Шрифт:
Закладка:
– Я не могу это объяснить, – сказал он.
Я осмотрела череп внимательнее. Непонятно… Вокруг вероятной точки удара отсутствовало много костей, не было видно очертаний перелома, по которым можно было сделать какие-то предположения о природе вызвавшего его орудия. Затем я повернула череп и увидела, что на лобной кости имеется неглубокая вмятина. Я заметила:
– Смотри, какая интересная травма от тупого орудия.
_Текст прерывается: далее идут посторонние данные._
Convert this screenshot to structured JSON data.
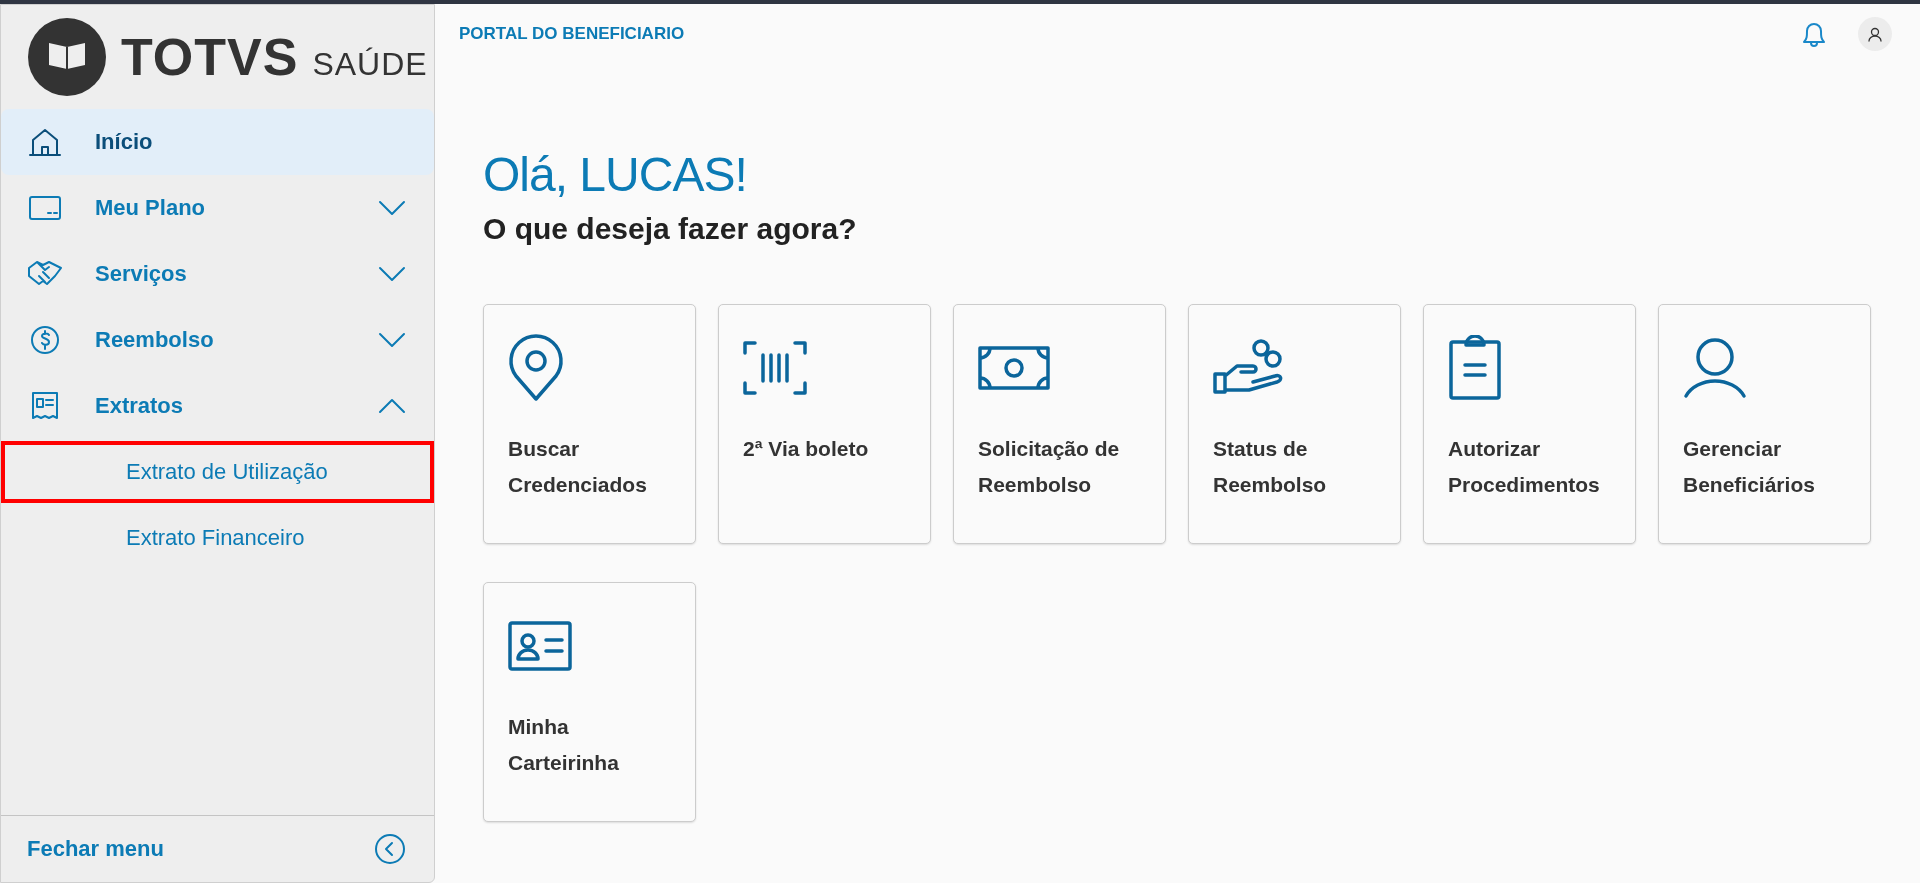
{
  "sidebar": {
    "logo": {
      "brand": "TOTVS",
      "product": "SAÚDE"
    },
    "items": [
      {
        "label": "Início",
        "selected": true
      },
      {
        "label": "Meu Plano",
        "selected": false,
        "expanded": false
      },
      {
        "label": "Serviços",
        "selected": false,
        "expanded": false
      },
      {
        "label": "Reembolso",
        "selected": false,
        "expanded": false
      },
      {
        "label": "Extratos",
        "selected": false,
        "expanded": true,
        "children": [
          {
            "label": "Extrato de Utilização",
            "highlighted": true
          },
          {
            "label": "Extrato Financeiro",
            "highlighted": false
          }
        ]
      }
    ],
    "footer": {
      "label": "Fechar menu"
    }
  },
  "header": {
    "title": "PORTAL DO BENEFICIARIO"
  },
  "greeting": "Olá, LUCAS!",
  "subtitle": "O que deseja fazer agora?",
  "cards": [
    {
      "label": "Buscar Credenciados"
    },
    {
      "label": "2ª Via boleto"
    },
    {
      "label": "Solicitação de Reembolso"
    },
    {
      "label": "Status de Reembolso"
    },
    {
      "label": "Autorizar Procedimentos"
    },
    {
      "label": "Gerenciar Beneficiários"
    },
    {
      "label": "Minha Carteirinha"
    }
  ]
}
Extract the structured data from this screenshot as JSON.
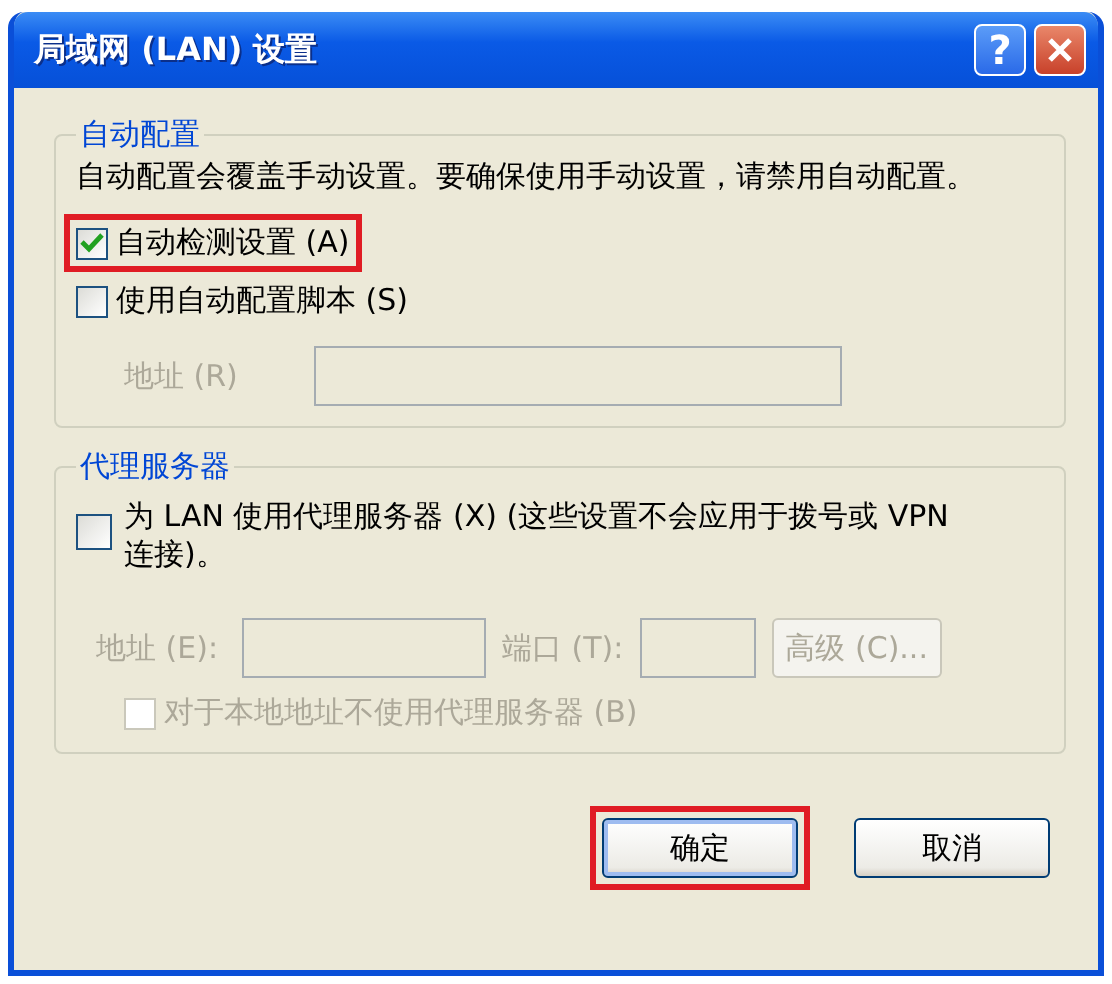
{
  "window": {
    "title": "局域网 (LAN) 设置",
    "help_label": "?"
  },
  "auto_config": {
    "title": "自动配置",
    "description": "自动配置会覆盖手动设置。要确保使用手动设置，请禁用自动配置。",
    "options": [
      {
        "label": "自动检测设置 (A)",
        "checked": true,
        "highlighted": true,
        "disabled": false
      },
      {
        "label": "使用自动配置脚本 (S)",
        "checked": false,
        "highlighted": false,
        "disabled": false
      }
    ],
    "address": {
      "label": "地址 (R)",
      "disabled": true
    }
  },
  "proxy": {
    "title": "代理服务器",
    "option": {
      "label": "为 LAN 使用代理服务器 (X) (这些设置不会应用于拨号或 VPN 连接)。",
      "checked": false,
      "disabled": false
    },
    "address": {
      "label": "地址 (E):",
      "disabled": true
    },
    "port": {
      "label": "端口 (T):",
      "disabled": true
    },
    "advanced": {
      "label": "高级 (C)...",
      "disabled": true
    },
    "bypass": {
      "label": "对于本地地址不使用代理服务器 (B)",
      "checked": false,
      "disabled": true
    }
  },
  "buttons": [
    {
      "label": "确定",
      "highlighted": true
    },
    {
      "label": "取消",
      "highlighted": false
    }
  ]
}
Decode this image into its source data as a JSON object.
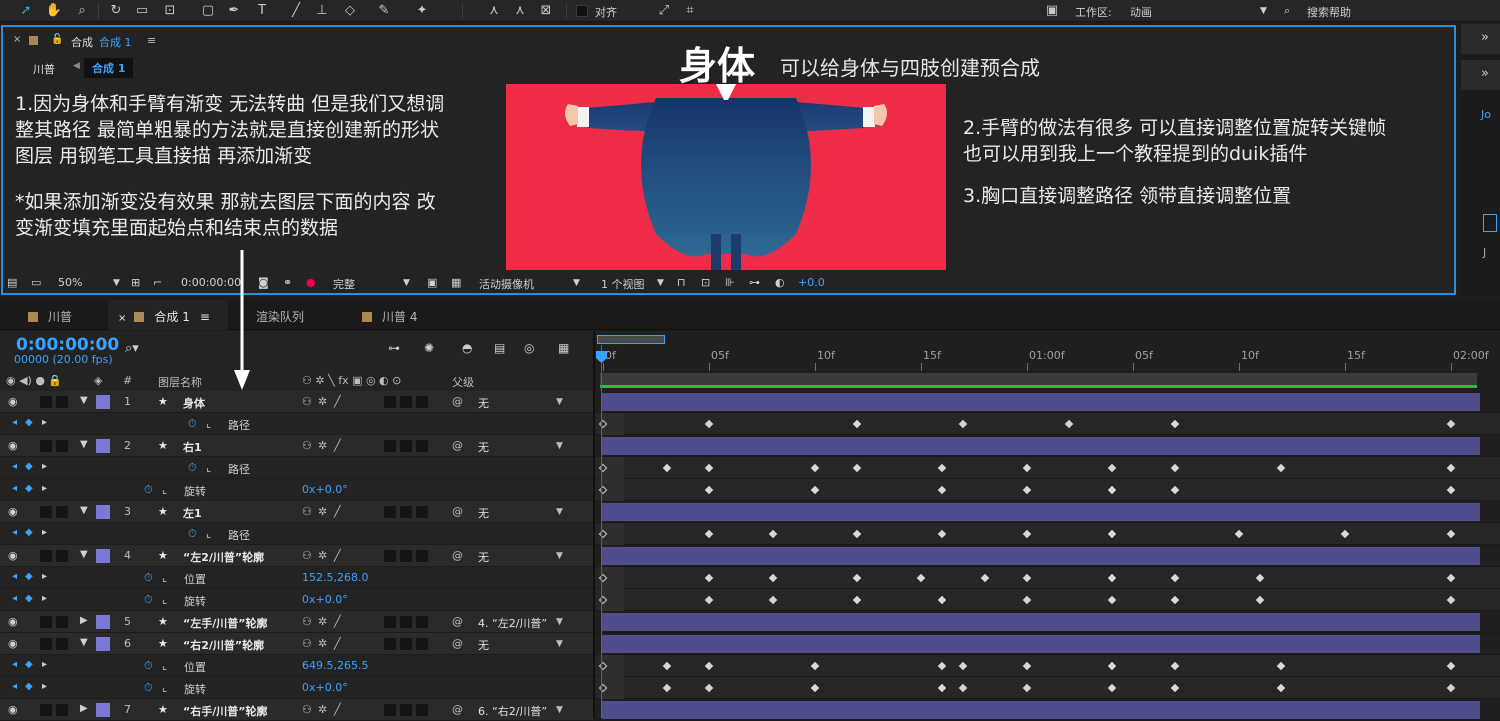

Я думала, Эрик ее уже осмотрел. Оказалось, что нет. Я указала на прямоугольный дефект с закругленными краями на лбу – типичная травма тупым предметом, не проникшим сквозь кость. Я дала Эрику стоматологический зонд из своего запаса, он несколько раз провел им по вдавленной кости и вдруг воскликнул:
– Клиа, ты невероятная!
Это не был обычный комплимент в духе «Ах, какая ты красавица», это было искренне. Эрик предположил, что перед нами след от приклада винтовки. Я взяла специальную щетку с тонкой щетиной, еще немного почистила впадину, и она проявилась прямо посередине лба. Эрик был восхищен:
– Ты действительно отличный антрополог!
Эрик позвал Алена, чтобы показать ему, как правильно фотографировать след от приклада, потом рассказал всем ассистентам, какая я замечательная, и продолжил дурачиться, заставив всех жать мне руку, хлопать по спине и всячески благодарить за то, что было просто-напросто моей работой.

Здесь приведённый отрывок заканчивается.